Thursday, May 25, 2017

What did Donald Trump do today?

He issued a directive to the Department of Justice to find and prosecute anyone responsible for leaking details of the Manchester bombing.

British authorities were angered that details about the investigation into the Manchester bombing that had been shared with the United States found their way into American media reports before the UK was ready to make them public. Trump's statement said he would order the DOJ to review the matter, saying that "these leaks have been going on for a long time and my administration will get to the bottom of this."

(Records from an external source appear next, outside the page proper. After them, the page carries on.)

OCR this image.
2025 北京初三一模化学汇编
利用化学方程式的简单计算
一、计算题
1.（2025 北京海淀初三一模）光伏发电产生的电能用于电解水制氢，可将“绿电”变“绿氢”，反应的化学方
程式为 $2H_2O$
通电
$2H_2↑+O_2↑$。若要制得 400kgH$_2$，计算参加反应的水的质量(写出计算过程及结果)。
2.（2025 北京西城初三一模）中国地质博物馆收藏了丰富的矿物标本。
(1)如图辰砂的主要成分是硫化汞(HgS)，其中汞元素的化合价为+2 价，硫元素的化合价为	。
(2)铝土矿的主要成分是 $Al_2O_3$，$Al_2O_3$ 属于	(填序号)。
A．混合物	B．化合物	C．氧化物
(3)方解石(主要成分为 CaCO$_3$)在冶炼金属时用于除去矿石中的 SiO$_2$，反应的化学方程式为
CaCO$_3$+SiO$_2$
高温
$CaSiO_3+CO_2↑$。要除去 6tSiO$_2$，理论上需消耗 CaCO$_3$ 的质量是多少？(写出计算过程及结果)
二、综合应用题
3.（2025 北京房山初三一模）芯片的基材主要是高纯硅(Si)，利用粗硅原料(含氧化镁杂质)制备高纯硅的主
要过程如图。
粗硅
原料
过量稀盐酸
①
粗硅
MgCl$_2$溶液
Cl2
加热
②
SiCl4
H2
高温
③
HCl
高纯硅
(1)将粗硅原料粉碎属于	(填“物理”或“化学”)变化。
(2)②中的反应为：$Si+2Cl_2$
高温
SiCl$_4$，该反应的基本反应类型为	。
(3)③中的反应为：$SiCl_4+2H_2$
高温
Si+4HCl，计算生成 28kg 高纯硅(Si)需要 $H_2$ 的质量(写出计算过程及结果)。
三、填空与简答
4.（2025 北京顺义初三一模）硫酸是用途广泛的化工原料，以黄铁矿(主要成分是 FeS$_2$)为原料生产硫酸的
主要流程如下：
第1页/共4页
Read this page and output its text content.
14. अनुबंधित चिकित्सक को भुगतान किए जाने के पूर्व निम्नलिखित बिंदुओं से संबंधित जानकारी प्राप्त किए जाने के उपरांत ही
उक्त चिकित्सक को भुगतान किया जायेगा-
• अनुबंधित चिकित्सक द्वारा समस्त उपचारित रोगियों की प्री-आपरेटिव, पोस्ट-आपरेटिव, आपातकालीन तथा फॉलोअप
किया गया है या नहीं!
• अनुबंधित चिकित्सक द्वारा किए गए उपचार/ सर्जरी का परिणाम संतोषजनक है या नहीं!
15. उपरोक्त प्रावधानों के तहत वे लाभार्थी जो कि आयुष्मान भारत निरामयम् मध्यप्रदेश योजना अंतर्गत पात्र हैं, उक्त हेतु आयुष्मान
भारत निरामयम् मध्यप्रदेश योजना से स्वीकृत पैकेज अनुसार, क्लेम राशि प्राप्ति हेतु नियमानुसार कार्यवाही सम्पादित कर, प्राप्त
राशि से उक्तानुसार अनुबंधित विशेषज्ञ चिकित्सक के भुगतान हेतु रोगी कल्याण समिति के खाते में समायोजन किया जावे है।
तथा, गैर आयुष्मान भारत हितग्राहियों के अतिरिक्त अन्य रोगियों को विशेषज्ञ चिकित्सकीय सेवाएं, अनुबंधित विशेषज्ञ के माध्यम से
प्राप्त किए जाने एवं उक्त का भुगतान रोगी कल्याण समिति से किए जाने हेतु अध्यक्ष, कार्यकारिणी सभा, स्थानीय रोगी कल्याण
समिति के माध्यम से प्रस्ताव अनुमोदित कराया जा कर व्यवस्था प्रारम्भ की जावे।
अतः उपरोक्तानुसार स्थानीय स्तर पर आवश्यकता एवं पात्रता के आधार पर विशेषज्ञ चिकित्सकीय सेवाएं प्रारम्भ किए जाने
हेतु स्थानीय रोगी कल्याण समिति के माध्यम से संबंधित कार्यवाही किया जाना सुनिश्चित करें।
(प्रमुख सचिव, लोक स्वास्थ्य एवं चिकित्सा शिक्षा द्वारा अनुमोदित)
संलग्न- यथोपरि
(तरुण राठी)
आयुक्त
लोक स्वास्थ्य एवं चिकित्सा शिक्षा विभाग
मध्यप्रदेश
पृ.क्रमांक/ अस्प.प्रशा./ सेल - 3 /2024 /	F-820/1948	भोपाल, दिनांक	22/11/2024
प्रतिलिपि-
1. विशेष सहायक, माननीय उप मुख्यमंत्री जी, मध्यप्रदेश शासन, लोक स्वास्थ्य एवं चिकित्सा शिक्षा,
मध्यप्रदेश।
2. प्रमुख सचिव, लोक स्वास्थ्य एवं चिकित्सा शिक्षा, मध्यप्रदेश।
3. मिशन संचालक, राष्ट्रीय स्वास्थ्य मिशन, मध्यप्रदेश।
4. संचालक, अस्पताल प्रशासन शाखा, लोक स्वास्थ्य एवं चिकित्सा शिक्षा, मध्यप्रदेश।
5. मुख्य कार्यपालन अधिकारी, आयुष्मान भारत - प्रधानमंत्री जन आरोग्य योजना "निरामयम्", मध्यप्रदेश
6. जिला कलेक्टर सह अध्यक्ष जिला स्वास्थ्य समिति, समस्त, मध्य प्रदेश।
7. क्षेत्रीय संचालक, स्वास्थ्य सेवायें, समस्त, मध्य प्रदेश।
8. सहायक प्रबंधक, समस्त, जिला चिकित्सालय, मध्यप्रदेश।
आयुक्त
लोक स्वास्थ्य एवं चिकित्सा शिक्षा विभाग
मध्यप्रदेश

"Leaks" can mean many things, and every administration "leaks" by design to some extent. Almost any news story involving the White House (even in normal presidencies) will be based in part on non-secret information being unofficially revealed or confirmed by government employees speaking on background. However, Trump is correct that his administration is far leakier than most. In many cases, the leaks that have hurt Trump the most have come from the warring factions he has assembled within his own administration.

Nevertheless, the most profligate leaker in the Trump administration is Trump himself. In the past few weeks, Trump gave highly specific details of an anti-ISIS Israeli intelligence operation to the Russian government, then compounded the error by publicly confirming that Israel was the source. He also reportedly revealed information about American nuclear submarines patrolling near North Korea in a recent conversation with Rodrigo Duterte, the president of the Philippines--who promptly leaked the transcript.

And?

  • Presidents who cannot be trusted with their allies' sensitive information will stop getting it.